La carovana del sultano_cover

Il nostro approfondimento su “La carovana del sultano” di Marco Aime, vincitore del 41° Premio Gambrinus nella sezione Esplorazione e viaggi.

La carovana del sultano” (sottotitolo Dal Mali alla Mecca: un pellegrinaggio medievale) è il libro che si era imposto nella sezione Esplorazione e viaggi del 41° Premio Gambrinus. L’opera di Marco Aime, pubblicata da Einaudi nel 2023, è “uno splendido esempio di come un viaggio nell’immaginario può diventare uno strumento importante per capire la realtà.

Parole e musica dei nostri giurati, secondo i quali “La carovana del sultano” è “un libro prezioso per rieducare lo sguardo e iniziare a vedere la realtà africana superando i pregiudizi del passato, che sono purtroppo anche quelli di oggi.

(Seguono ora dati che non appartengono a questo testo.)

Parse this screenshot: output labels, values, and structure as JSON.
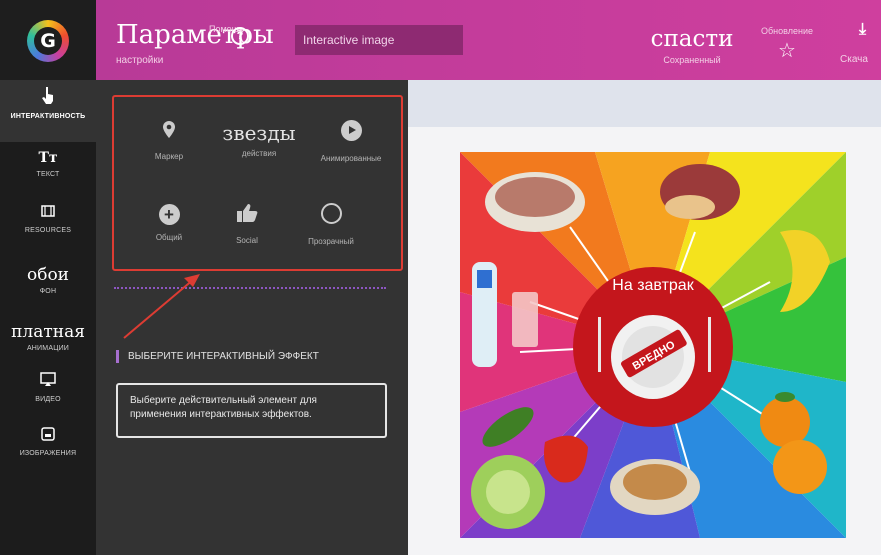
{
  "header": {
    "title": "Параметры",
    "subtitle": "настройки",
    "help_label": "Помощь",
    "project_name": "Interactive image",
    "save_title": "спасти",
    "save_sub": "Сохраненный",
    "update_label": "Обновление",
    "download_label": "Скача"
  },
  "sidebar": {
    "items": [
      {
        "icon": "hand-pointer-icon",
        "label": "ИНТЕРАКТИВНОСТЬ"
      },
      {
        "icon": "text-icon",
        "glyph": "Tт",
        "label": "ТЕКСТ"
      },
      {
        "icon": "resources-icon",
        "label": "RESOURCES"
      },
      {
        "big": "обои",
        "label": "ФОН"
      },
      {
        "big": "платная",
        "label": "АНИМАЦИИ"
      },
      {
        "icon": "video-icon",
        "label": "ВИДЕО"
      },
      {
        "icon": "image-icon",
        "label": "ИЗОБРАЖЕНИЯ"
      }
    ]
  },
  "panel": {
    "effects": [
      {
        "icon": "map-marker-icon",
        "label": "Маркер"
      },
      {
        "word": "звезды",
        "label": "действия"
      },
      {
        "icon": "play-circle-icon",
        "label": "Анимированные"
      },
      {
        "icon": "plus-circle-icon",
        "label": "Общий"
      },
      {
        "icon": "thumbs-up-icon",
        "label": "Social"
      },
      {
        "icon": "circle-outline-icon",
        "label": "Прозрачный"
      }
    ],
    "section_title": "ВЫБЕРИТЕ ИНТЕРАКТИВНЫЙ ЭФФЕКТ",
    "hint": "Выберите действительный элемент для применения интерактивных эффектов."
  },
  "image": {
    "center_label": "На завтрак",
    "stamp_text": "ВРЕДНО"
  },
  "colors": {
    "header_accent": "#c43c9b",
    "sidebar_bg": "#1c1c1c",
    "panel_bg": "#333333",
    "highlight_border": "#dd3c33",
    "divider_dots": "#8d56c2"
  }
}
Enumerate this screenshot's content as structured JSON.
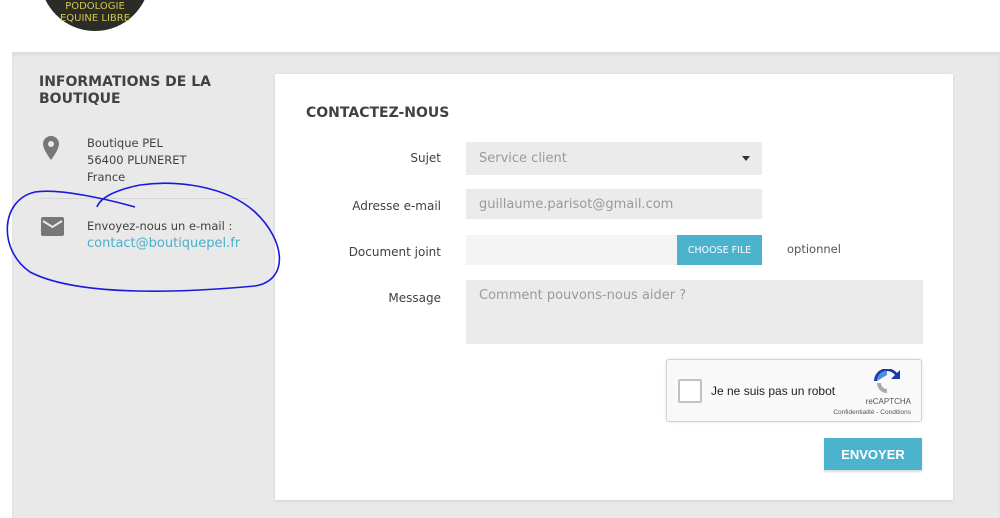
{
  "logo": {
    "line1": "PODOLOGIE",
    "line2": "EQUINE LIBRE"
  },
  "store_info": {
    "title": "INFORMATIONS DE LA BOUTIQUE",
    "address": [
      "Boutique PEL",
      "56400 PLUNERET",
      "France"
    ],
    "email_label": "Envoyez-nous un e-mail :",
    "email": "contact@boutiquepel.fr"
  },
  "form": {
    "title": "CONTACTEZ-NOUS",
    "subject_label": "Sujet",
    "subject_value": "Service client",
    "email_label": "Adresse e-mail",
    "email_value": "guillaume.parisot@gmail.com",
    "attachment_label": "Document joint",
    "choose_file": "CHOOSE FILE",
    "optional": "optionnel",
    "message_label": "Message",
    "message_placeholder": "Comment pouvons-nous aider ?",
    "captcha": {
      "label": "Je ne suis pas un robot",
      "brand": "reCAPTCHA",
      "links": "Confidentialité - Conditions"
    },
    "submit": "ENVOYER"
  },
  "colors": {
    "accent": "#4cb3cf",
    "annotation": "#1a1adc"
  }
}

Il nostro percorso di riscoperta delle opere che hanno impreziosito la storia del Premio Letterario Gambrinus si sofferma ora sul volume di Marco Aime, scrittore, antropologo e africanista. Classe 1956, torinese di nascita, Aime insegna antropologia culturale all’Università di Genova e ha condotto ricerche sul campo in Africa occidentale (Benin, Mali), oltre che in numerosi altri Paesi.

I contenuti del libro in sintesi

“La carovana del sultano” narra il pellegrinaggio intrapreso dal nono imperatore del Mali, Mansa Musa, nel 1324. “L’uomo più ricco della storia”, secondo il sito americano Celebrity Net Worth, era al vertice di un sultanato, formatosi circa un secolo prima, che era dotato di un’organizzazione politica assolutamente moderna per l’epoca.

Un regno con una precisa identità religiosa e strutture sociali di grande complessità. Della storia del Mali si occupa, in particolare, la prima parte del libro, che si sofferma poi, con dovizia di particolari, sull’episodio del pellegrinaggio verso La Mecca. Un viaggio imponente, di cui si parlò a lungo anche in Europa e che Aime descrive con uno stile semplice e, nel contempo, affascinante.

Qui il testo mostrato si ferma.